Bottom line, Perez is probably the Cards' best trade chip at the major league level. (And yes, I consider him a major league pitcher, no matter what La Russa might say about the plans for him next year.) He is the most valuable to the Cardinals, but also the most valuable to most other teams as well. If you're looking to bring in a guy like, say, a Brandon Wood or the like, Perez is likely the sort of player you'll end up having to use to get it done.

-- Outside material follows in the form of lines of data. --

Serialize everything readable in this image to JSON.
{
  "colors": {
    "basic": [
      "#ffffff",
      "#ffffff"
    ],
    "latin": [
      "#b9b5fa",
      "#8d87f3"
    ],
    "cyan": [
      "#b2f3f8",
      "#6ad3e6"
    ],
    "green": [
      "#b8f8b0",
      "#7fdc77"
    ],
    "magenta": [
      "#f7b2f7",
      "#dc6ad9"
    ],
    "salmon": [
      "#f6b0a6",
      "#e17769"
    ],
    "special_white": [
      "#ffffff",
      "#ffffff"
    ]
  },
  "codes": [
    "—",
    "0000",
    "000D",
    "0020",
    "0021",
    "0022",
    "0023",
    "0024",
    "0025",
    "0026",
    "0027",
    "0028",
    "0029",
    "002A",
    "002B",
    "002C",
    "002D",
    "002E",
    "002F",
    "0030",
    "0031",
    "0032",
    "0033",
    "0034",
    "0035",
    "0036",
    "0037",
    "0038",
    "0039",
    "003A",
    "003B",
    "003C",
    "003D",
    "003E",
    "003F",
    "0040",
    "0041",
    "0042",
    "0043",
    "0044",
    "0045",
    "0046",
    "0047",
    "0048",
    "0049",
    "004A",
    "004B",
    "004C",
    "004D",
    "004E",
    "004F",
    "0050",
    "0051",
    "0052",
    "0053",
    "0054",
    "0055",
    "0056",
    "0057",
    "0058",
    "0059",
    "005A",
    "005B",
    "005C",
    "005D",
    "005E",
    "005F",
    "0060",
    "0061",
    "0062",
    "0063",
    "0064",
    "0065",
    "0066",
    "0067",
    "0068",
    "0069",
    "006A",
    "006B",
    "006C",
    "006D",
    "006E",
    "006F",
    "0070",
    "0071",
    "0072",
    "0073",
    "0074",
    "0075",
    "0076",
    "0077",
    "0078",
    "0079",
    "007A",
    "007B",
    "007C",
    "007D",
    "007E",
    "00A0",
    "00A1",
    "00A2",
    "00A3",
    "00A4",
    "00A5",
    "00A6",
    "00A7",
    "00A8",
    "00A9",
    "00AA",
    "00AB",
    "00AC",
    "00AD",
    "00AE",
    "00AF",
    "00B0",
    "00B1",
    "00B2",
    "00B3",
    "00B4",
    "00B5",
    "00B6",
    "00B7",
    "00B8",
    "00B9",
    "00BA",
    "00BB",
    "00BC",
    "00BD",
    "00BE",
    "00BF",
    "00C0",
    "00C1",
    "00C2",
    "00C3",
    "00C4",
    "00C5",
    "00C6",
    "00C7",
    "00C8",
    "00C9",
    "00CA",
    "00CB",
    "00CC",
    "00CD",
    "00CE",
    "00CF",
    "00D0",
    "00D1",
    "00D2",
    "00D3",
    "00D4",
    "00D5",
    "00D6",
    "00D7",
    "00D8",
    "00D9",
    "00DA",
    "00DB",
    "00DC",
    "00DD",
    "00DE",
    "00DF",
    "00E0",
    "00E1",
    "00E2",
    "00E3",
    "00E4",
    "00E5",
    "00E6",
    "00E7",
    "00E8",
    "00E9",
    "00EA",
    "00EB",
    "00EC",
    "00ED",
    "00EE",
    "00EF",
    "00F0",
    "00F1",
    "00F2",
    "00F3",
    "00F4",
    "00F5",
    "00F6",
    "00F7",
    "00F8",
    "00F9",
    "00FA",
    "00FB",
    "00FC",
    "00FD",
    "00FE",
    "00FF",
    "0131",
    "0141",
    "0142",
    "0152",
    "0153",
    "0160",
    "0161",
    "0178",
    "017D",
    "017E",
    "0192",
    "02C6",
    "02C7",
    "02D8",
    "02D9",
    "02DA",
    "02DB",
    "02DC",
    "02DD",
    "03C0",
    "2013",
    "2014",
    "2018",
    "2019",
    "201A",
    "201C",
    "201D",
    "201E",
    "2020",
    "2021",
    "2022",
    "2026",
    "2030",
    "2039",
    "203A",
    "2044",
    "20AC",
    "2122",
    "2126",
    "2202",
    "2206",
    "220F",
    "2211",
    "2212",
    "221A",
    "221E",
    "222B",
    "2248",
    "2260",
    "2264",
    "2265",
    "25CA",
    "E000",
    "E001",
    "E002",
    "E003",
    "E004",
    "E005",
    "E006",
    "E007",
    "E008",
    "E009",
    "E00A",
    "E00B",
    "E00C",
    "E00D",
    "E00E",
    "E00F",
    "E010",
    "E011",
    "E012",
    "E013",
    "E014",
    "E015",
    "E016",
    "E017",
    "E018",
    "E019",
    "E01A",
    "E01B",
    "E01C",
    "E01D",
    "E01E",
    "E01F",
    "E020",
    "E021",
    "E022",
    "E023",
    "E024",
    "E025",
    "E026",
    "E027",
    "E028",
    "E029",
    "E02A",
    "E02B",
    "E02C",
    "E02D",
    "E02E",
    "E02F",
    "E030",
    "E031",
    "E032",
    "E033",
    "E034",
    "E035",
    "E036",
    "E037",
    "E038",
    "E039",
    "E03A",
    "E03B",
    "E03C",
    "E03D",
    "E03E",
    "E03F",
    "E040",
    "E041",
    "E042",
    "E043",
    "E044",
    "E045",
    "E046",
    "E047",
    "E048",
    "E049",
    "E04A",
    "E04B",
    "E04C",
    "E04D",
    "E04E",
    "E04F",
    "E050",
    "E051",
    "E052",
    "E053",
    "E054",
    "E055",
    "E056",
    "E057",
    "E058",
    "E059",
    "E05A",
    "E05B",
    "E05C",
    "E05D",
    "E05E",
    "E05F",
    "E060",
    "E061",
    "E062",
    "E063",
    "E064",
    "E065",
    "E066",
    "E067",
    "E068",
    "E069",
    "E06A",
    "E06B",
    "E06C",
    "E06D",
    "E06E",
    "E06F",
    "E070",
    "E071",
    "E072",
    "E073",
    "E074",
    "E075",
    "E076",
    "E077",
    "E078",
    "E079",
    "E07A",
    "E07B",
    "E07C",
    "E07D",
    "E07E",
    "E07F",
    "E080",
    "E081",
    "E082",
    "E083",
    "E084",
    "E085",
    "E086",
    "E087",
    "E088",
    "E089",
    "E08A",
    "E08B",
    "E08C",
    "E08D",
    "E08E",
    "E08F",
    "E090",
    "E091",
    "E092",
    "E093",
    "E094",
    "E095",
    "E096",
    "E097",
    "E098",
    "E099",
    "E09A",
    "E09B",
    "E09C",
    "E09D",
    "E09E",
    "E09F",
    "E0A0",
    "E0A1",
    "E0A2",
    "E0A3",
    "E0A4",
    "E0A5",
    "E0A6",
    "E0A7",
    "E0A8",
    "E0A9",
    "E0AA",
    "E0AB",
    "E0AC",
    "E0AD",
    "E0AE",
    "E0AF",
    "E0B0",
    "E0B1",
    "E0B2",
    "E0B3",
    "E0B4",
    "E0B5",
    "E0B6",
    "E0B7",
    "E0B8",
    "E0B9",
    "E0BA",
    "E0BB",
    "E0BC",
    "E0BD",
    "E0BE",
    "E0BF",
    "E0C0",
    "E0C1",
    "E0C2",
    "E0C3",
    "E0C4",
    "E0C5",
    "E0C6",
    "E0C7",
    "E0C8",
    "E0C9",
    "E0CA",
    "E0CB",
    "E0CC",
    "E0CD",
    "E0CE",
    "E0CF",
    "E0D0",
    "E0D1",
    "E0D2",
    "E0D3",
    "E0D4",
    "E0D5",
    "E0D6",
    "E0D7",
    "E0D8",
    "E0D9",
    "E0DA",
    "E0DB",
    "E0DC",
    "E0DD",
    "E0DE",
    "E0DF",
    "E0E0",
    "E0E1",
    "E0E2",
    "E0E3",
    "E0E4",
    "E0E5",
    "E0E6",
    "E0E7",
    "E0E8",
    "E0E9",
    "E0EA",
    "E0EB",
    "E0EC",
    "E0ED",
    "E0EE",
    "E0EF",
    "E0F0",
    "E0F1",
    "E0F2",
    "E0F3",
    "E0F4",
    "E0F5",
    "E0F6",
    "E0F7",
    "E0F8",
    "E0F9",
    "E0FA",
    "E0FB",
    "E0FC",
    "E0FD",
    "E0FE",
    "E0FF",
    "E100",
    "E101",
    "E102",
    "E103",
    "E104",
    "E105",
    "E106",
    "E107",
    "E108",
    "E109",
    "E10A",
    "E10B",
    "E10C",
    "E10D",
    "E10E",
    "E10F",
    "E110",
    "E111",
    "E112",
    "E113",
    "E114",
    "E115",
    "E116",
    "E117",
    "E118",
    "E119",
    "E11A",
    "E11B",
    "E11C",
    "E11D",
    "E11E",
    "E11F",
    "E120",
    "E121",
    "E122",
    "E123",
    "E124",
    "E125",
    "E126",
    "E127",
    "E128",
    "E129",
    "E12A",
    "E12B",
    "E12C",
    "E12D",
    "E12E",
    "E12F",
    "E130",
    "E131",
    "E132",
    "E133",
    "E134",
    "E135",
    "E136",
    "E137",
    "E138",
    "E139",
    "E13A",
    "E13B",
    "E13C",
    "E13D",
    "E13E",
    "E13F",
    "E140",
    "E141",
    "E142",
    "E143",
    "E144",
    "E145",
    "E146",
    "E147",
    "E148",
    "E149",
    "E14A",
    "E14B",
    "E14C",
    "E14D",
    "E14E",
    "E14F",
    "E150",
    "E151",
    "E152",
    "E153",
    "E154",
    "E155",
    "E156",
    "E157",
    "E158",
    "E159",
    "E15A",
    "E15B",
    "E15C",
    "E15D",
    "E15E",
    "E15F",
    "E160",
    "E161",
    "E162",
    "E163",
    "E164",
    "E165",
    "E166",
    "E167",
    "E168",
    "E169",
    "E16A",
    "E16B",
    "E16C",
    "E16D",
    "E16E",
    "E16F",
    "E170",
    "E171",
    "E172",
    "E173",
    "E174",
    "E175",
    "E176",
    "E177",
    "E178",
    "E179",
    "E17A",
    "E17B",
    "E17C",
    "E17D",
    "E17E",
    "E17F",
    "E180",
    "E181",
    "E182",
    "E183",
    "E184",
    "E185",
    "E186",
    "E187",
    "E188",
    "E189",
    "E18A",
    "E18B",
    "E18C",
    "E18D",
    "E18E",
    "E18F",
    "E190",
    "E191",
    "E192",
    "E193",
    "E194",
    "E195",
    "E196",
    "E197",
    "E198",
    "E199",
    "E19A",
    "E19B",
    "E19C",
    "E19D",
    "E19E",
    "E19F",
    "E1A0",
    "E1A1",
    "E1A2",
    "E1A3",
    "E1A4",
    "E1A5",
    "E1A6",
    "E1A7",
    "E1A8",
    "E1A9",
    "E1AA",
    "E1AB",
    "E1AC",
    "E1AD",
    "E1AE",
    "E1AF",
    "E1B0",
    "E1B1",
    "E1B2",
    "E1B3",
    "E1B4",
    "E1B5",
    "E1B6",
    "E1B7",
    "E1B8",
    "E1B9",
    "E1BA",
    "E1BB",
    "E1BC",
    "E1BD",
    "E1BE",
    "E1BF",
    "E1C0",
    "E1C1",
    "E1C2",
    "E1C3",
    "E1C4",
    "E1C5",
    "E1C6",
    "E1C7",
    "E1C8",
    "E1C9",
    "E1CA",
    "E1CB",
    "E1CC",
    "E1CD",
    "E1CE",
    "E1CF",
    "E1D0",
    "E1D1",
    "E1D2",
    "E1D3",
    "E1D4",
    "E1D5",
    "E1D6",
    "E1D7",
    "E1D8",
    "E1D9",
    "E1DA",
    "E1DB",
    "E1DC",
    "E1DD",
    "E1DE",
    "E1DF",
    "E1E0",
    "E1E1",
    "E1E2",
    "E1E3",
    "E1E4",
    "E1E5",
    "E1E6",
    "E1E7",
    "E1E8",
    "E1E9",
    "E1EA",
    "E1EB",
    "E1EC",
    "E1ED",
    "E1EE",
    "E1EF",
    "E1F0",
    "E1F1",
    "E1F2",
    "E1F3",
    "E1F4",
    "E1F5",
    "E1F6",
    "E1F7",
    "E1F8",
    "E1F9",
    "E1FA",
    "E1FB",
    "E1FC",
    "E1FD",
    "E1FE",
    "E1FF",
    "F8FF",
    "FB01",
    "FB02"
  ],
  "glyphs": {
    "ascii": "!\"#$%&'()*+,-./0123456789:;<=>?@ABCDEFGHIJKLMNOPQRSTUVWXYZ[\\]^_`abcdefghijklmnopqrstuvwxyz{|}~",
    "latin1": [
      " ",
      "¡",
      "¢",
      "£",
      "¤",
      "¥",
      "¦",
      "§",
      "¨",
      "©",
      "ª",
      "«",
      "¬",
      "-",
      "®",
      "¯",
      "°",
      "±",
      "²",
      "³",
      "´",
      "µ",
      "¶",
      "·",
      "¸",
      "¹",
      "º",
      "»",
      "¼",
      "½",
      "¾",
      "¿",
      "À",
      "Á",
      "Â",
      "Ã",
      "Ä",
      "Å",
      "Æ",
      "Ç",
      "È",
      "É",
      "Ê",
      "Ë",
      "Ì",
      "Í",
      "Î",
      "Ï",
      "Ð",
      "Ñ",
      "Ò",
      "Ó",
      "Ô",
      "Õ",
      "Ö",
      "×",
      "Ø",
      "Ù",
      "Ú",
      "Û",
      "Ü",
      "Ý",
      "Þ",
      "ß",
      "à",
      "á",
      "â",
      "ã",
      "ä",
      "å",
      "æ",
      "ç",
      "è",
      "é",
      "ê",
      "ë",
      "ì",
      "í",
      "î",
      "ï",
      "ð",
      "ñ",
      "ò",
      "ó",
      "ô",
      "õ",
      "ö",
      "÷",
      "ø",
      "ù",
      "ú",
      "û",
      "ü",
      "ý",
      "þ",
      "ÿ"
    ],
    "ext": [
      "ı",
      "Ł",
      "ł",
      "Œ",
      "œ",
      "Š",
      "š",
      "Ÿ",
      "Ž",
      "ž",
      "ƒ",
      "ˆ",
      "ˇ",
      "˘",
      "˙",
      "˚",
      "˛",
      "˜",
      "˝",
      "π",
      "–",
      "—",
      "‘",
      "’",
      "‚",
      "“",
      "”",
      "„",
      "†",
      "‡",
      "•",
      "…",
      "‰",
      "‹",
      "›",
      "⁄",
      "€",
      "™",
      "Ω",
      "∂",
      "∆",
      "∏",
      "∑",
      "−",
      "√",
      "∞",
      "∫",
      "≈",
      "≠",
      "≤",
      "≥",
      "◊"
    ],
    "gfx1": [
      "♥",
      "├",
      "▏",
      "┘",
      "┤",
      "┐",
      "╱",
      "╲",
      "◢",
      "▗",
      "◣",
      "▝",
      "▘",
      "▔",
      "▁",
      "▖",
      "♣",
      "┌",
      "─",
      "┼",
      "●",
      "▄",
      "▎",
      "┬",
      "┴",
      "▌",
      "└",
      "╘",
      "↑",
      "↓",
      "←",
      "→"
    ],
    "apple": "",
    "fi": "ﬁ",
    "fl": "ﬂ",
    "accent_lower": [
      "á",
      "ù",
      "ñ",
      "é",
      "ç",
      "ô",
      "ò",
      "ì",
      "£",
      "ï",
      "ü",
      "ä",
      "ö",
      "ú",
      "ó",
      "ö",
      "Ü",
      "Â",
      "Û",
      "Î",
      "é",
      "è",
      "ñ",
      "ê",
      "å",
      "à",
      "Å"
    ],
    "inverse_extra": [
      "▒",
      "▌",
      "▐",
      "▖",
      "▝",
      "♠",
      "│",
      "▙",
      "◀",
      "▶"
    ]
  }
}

Come to think of it, while watching the Rays in the postseason, one can't help but notice that they're using Dan Wheeler, and not the good Wheeler, to be honest, to try and close out games. While the name Zobrist is getting thrown around a lot 'round these parts, I think Perez is worth more than that. The Rays do, of course, just happen to have a guy, plays shortstop, down in the minors. Name of Brignac, I believe...

And really, that's about it. Guys like Thompson and Pineiro, I honestly don't think they have a whole lot of value. Pineiro is waaayy too expensive for what you get, and Thompson just isn't worth much on the market. I could be wrong about Puppy Kicker, at least, but I don't think I am. I still consider Mather a minor leaguer, as his time here was very, very limited. So, to be honest, those are probably the best bullets that the Cards have to deal with this offseason. Most of the other players I could bring up are, in one way or another, much more necessary to the team. As much as I like Bryan Anderson, I'd be awfully leery of dealing Yadier Molina. The middle infielders are all free agents or named Aaron Miles.

So that's the crop. What do you guys think?